Something strange happened at that moment I realized I would never hear 'little red hen' again.  I heard a faint whimpering or moaning sound.  It was coming from me!  I was so numb and so traumatized that I was moaning every time I took a breath.  My husband tells me that it occurred off and on over the next week or so - during the the funeral - at the rotunda - at the veteran's cemetery.  I don't remember much of that. 

What I do remember is the receiving of friends.  My Daddy looked so handsome.  Peaceful.  Almost asleep.  He would have been very pleased with the photos we had around.  Photos of the most important things in the world to him - his kids and his grandkids.  He would have loved what all his friends and family said to console me and my family.  He would have loved the stories they told about crazy things he had done or fun they had throughout the years.  He would have loved the American flag embroidered on his casket.  But more than anything else, he would have gotten a big kick out of the 'nickname bouquet' that proudly stood at attention at his feet.  You see, to pay tribute to my Dad, I had a large bouquet made that had a banner for each of his children and grandchildren with their nickname on it.  Beautifully done in white satin and gold leaf, it was adorned with large streamers, each one representing the nickname that he had given us and called us until the day he went home:

Little Red Hen
Hard Rock
Sissy
Lisa Bo
Tricks
Grannie Annie
Smiley
Snow Bird
Handsome Harry
Austie Bostie
Pixie Pie
Sparks

Now many years gone, I still long to hear those words again.  "Tracy Lynn, little red hen" he would say.  And my children all cherish those banners so very much.  Each of them has their respective banner - some hanging on their wall, some have them put up for safe keeping.  But each is precious just the same.  A badge of honor.  A reminder of the man so full of life that loved them with every ounce of life he had in him.  Their granddaddy.

Life wasn't always easy with my Dad.  But he was surely the life of the party.  And he is still missed by this old hen more than you will ever know.  I look forward to seeing him again someday.  And I know that when I get to heaven, I will hear those precious words again.  There are many things I anticipate seeing and doing when I get to heaven.  But one of them is hearing "Little Red Hen" from my Dad.

Happy Father's Day, Daddy.  I miss you so very, very much.


L.R.H.

1 comment:

Bejeweled Barbie said...

Tracy, I was deeply touched by this recounting of such a personal time.

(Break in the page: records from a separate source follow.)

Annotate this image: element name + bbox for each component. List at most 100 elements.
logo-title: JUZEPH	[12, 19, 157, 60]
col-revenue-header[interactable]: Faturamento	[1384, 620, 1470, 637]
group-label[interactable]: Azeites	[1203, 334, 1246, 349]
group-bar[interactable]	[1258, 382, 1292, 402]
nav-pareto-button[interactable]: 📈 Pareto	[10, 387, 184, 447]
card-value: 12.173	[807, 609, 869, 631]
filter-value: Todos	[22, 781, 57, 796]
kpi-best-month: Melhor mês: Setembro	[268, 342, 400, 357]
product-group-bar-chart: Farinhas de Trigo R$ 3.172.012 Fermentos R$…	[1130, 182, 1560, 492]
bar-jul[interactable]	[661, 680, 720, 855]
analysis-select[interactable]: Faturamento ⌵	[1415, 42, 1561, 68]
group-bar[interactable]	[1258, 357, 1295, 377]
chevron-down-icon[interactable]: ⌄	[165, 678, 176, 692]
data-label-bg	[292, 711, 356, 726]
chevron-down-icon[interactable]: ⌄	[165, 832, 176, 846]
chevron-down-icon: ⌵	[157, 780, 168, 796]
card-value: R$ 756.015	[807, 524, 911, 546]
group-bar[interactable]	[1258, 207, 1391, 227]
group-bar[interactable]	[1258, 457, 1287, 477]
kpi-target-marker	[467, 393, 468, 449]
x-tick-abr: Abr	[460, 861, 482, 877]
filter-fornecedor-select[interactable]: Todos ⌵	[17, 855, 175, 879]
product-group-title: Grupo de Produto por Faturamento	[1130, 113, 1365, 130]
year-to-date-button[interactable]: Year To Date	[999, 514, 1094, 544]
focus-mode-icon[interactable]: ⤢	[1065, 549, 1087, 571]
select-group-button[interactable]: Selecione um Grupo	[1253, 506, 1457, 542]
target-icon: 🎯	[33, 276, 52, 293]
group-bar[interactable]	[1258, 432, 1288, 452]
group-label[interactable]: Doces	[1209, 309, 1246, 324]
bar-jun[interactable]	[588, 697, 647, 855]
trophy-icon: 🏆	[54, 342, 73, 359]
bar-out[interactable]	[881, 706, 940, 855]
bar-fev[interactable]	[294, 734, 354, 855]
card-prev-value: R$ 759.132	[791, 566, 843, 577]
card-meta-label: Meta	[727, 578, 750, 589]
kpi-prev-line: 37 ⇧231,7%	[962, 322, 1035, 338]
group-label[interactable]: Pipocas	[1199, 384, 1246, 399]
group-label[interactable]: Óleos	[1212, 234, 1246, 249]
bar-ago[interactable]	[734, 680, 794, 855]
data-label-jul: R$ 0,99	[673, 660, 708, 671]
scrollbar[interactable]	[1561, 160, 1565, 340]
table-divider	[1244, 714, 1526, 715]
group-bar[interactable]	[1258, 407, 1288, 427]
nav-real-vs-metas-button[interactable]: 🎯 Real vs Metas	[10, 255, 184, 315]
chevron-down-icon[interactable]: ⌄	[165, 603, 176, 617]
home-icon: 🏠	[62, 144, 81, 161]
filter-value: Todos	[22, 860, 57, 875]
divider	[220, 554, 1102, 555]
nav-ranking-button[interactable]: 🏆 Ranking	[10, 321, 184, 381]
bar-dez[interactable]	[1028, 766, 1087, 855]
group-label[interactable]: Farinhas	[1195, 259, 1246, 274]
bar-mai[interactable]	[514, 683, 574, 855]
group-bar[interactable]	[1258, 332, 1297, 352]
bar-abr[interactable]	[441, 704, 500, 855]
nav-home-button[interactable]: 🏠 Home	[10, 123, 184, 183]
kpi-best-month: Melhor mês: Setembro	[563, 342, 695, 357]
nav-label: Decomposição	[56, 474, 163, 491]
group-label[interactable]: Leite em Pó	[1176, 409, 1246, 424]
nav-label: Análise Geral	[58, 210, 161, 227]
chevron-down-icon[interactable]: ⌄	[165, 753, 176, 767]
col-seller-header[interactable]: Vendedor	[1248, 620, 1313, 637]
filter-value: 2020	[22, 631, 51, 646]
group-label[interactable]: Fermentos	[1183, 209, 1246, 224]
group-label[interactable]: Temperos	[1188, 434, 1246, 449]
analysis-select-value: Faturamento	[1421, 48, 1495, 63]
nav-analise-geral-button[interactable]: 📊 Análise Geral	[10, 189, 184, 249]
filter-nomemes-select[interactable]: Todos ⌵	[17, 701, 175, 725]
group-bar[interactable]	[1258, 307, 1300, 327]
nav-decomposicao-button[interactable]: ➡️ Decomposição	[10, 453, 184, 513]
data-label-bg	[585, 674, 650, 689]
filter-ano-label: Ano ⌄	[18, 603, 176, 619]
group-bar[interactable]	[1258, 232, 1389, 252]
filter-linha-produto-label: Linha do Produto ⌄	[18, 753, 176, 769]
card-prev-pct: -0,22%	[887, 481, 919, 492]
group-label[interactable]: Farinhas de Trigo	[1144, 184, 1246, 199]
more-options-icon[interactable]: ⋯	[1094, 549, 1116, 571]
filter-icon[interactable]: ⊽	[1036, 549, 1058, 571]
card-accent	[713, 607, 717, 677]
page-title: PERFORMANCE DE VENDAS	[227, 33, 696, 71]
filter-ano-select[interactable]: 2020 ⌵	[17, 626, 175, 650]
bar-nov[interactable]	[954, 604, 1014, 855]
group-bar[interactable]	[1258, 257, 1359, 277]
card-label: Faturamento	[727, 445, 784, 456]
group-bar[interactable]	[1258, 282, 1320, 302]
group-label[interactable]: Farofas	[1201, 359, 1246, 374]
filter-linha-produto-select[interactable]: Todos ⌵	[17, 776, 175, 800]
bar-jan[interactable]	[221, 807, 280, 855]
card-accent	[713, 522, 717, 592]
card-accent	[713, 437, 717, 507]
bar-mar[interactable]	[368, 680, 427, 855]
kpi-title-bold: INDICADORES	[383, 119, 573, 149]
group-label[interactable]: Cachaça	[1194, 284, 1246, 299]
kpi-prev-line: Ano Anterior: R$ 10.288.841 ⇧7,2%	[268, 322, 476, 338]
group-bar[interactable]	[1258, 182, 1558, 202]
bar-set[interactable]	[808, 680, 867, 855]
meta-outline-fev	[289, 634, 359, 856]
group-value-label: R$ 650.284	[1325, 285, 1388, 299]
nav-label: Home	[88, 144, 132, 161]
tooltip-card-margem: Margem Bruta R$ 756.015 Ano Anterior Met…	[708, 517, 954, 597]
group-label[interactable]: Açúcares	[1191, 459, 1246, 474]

I, too, have walked that path with my father. I have practiced walking that path many, many, many times with my mom, only to have God work miracles beyond belief.

When I think of your Dad, I think of Buck Owens. I don't know if that is because he reminded me of Buck or he listened to Buck?

My daddy called me Pug, and I called him Pug, too. It was our name, but as we got older, it embarrassed me to death in a store when he would holler out, very loudly, "Cmon Pug!" I wanted to die. Now, how I would give anything to hear that again...
life happens while you are planning for something else!